Our police, who are on the front lines caring for our city, have gone by these camps dozens of times but are ordered by their superiors at the direction of our City Council to stand down. All the while, the quality of life for both the homed and homeless suffers, and in the case of the homeless, sometimes with loss of life.

Boise has a fraction of unsheltered residents per night compared to Portland. The difference: The mayor, city council, police, fire, justice system and homeless service agencies all work together to communicate to homeless encampments that illegal camping is not allowed and follow up immediately and as needed.

Amen, brother. That’s a perspective the council desperately needs. Wilson also has the makings of a strong, experienced manager for whatever bureaus he lands on. Elect this guy.

Adams and Mapps, meanwhile, are both better than Eudaly but have some shortcomings.

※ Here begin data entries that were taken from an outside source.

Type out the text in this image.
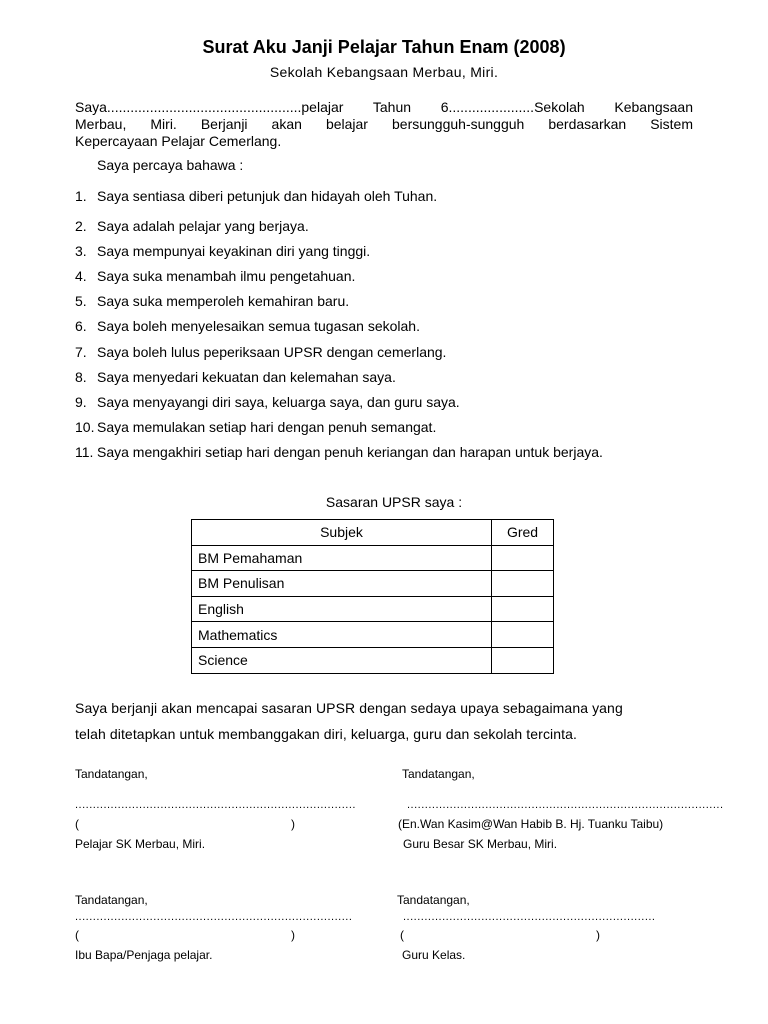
Surat Aku Janji Pelajar Tahun Enam (2008)
Sekolah Kebangsaan Merbau, Miri.
Saya..................................................pelajar Tahun 6......................Sekolah Kebangsaan
Merbau, Miri. Berjanji akan belajar bersungguh-sungguh berdasarkan Sistem
Kepercayaan Pelajar Cemerlang.
Saya percaya bahawa :
1. Saya sentiasa diberi petunjuk dan hidayah oleh Tuhan.
2. Saya adalah pelajar yang berjaya.
3. Saya mempunyai keyakinan diri yang tinggi.
4. Saya suka menambah ilmu pengetahuan.
5. Saya suka memperoleh kemahiran baru.
6. Saya boleh menyelesaikan semua tugasan sekolah.
7. Saya boleh lulus peperiksaan UPSR dengan cemerlang.
8. Saya menyedari kekuatan dan kelemahan saya.
9. Saya menyayangi diri saya, keluarga saya, dan guru saya.
10. Saya memulakan setiap hari dengan penuh semangat.
11. Saya mengakhiri setiap hari dengan penuh keriangan dan harapan untuk berjaya.
Sasaran UPSR saya :
Subjek	Gred
BM Pemahaman	
BM Penulisan	
English	
Mathematics	
Science	
Saya berjanji akan mencapai sasaran UPSR dengan sedaya upaya sebagaimana yang
telah ditetapkan untuk membanggakan diri, keluarga, guru dan sekolah tercinta.
Tandatangan,
...............................................................................
(	)
Pelajar SK Merbau, Miri.
Tandatangan,
.........................................................................................
(En.Wan Kasim@Wan Habib B. Hj. Tuanku Taibu)
Guru Besar SK Merbau, Miri.
Tandatangan,
..............................................................................
(	)
Ibu Bapa/Penjaga pelajar.
Tandatangan,
.......................................................................
(	)
Guru Kelas.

Adams is the former mayor who left office embroiled in a sex scandal eight years ago. Now he’s trying for a comeback. He has a history of working well with the private sector, which could be beneficial in the current crisis. He’d at least be a move in the right direction on homelessness if he can avoid hooking up with any more interns.

Mapps briefly worked for Eudaly in the Office of Neighborhood Involvement – now the OCCL. He is a political scientist and was a popular choice in the early goings but faded a bit once Adams entered the race. Back in the day, he was a homeless enabler as director of the Historic Parkrose Neighborhood Prosperity Initiative. He seems to have come around somewhat. One of Stabtown’s founders had a long chat with him, and his views have clearly evolved. He now wants supportive housing and seems cognizant of the immediate concerns neighborhoods have about camping, but he hasn’t put forward much in the way of serious proposals about addressing it. Nevertheless, he’d probably be our second choice behind Wilson.

Also of note in the race is Seth Alan Wooley. Kudos to him for his work on good government reforms. If homelessness and stabbings weren’t such pressing issues, we’d be tempted to back him. But they are, so we won’t.

Vote for Keith Wilson in a race that will probably go to a runoff in November. Then vote for him again.